Pour approfondir les enjeux écologiques, voir ce dossier sur l’AGI et ses défis énergétiques.
Comment et pourquoi s’opposer à l’entraînement de Meta? Tutoriel et enjeux
Chaque citoyen européen peut faire valoir son droit à l’opposition au traitement de ses données publiques par Meta, conformément au RGPD. La procédure s’effectue via un formulaire en ligne dédié (accessible depuis la page Paramètres ou Aide de Facebook/Instagram): il faut formuler une objection à l’utilisation des informations à des fins d’entraînement IA, puis valider et attendre le mail de confirmation de Meta (APD, CNIL).
- Se connecter à votre profil Facebook ou Instagram
- Aller dans : Aide > Politique de confidentialité > Opposition à l’utilisation de mes données par l’IA de Meta
- Remplir et envoyer le formulaire proposé
- Surveillez votre email pour obtenir la confirmation
Limites: la démarche doit être recommencée si vous modifiez vos paramètres, et seuls les contenus « publics » sont concernés. Les ONG (Noyb, Test-Achats…) pointent le rapport de force inégal: la procédure touche une minorité, et l’invisibilisation du choix d’opposition aboutit à une exploitation massive des données, réduisant le contrôle individuel effectif. Les enjeux éthiques se situent à l’articulation entre protection de la vie privée, démocratie et responsabilité citoyenne face à la puissance de l’IAG.

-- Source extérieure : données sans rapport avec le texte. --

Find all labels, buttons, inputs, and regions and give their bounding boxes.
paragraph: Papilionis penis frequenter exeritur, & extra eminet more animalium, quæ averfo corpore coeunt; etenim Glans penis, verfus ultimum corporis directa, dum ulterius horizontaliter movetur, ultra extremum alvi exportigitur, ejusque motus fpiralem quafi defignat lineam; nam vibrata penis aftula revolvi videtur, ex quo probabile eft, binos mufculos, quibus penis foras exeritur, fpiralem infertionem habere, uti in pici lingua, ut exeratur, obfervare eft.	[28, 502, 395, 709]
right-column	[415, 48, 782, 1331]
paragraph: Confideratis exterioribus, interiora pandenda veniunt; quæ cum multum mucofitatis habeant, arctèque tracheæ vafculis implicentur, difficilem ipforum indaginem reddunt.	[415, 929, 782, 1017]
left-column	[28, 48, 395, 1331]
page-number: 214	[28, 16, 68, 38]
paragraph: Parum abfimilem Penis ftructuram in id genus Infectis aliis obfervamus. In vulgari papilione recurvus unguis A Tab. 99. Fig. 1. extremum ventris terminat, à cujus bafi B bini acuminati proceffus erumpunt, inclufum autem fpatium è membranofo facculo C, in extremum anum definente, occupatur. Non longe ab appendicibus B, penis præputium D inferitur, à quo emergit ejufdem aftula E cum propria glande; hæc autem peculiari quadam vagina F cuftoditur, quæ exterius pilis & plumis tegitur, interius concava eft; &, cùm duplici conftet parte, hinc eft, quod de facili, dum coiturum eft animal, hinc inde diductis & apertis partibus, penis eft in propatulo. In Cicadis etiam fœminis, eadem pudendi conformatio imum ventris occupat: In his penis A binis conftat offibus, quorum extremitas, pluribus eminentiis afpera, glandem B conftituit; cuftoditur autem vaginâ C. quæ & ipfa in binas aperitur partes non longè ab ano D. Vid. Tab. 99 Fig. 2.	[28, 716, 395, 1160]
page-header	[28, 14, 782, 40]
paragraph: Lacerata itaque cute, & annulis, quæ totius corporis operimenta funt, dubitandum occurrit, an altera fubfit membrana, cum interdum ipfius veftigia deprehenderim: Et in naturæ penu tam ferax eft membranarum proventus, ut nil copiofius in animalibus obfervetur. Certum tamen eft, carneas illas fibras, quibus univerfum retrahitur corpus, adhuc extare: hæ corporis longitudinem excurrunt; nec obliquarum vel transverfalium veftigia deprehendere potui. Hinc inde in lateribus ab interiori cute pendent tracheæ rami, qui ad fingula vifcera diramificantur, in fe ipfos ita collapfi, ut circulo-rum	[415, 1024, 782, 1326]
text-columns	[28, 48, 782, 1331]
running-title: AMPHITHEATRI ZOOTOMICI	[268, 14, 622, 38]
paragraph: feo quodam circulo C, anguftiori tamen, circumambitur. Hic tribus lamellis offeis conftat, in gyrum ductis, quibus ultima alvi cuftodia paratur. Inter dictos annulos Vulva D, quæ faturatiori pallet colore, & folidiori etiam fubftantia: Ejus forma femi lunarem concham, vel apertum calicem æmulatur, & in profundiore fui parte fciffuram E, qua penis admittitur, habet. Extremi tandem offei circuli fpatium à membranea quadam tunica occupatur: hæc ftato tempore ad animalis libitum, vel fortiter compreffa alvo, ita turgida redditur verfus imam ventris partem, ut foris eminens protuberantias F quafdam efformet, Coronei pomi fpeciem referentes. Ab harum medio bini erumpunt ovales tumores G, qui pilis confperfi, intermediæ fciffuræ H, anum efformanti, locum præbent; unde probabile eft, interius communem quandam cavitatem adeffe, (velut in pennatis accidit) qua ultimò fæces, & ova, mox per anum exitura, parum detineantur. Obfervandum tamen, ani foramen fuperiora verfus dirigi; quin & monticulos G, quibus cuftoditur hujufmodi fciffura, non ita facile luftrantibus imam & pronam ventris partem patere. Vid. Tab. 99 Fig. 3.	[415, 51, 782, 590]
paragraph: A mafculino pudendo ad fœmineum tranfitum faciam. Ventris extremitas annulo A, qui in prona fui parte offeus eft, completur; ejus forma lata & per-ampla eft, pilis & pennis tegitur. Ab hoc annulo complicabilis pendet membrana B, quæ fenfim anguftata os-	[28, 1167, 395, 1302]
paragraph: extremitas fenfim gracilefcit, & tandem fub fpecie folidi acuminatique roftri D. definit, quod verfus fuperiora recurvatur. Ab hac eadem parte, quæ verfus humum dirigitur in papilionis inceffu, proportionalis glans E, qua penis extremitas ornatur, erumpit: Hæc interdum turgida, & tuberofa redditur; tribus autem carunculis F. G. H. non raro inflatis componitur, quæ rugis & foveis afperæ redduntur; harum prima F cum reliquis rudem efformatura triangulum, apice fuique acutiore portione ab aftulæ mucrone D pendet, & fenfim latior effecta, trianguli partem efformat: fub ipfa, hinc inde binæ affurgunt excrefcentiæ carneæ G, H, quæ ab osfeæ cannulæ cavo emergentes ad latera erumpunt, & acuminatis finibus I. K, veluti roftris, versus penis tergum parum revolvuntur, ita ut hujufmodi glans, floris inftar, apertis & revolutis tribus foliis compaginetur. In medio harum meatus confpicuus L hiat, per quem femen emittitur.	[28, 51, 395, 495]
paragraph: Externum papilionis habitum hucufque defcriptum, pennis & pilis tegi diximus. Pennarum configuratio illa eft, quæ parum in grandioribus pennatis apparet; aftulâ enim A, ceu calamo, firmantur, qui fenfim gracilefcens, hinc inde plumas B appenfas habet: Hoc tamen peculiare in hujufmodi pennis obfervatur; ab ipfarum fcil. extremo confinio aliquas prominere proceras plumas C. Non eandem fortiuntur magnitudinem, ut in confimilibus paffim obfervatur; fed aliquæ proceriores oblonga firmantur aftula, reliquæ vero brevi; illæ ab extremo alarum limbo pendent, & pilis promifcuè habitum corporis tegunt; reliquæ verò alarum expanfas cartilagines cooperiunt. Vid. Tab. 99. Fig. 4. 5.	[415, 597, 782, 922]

Conclusion: AGI à l’européenne ou simple réservoir de data ?
Le bras de fer engagé autour de l’entraînement des IA de Meta éclaire les dilemmes de la souveraineté numérique européenne: l’UE peut-elle peser sur le développement de l’intelligence artificielle générale, imposer ses valeurs et tirer profit de ses trésors de données, ou restera-t-elle cantonnée au rôle de « fournisseur brut » pour les modèles développés outre-Atlantique ? Ce débat, qui mobilise CNIL, associations, et citoyenneté numérique, rappelle l’importance d’un contrôle démocratique de l’IA et d’une vision partagée de l’avenir : l’AGI, au lieu d’un simple enrichissement industriel étranger, peut-elle devenir un projet de société européen, éthique et piloté selon nos sensibilités (Commission européenne) ?
En prolongement, OpenAI a récemment lancé son programme Superalignment Fast Grants pour sécuriser l’intelligence artificielle générale, signalant à la fois enjeux de sécurité, de contrôle et d’innovation. Reste à l’Europe de transformer ce tournant data en force pour l’AGI inclusive et souveraine.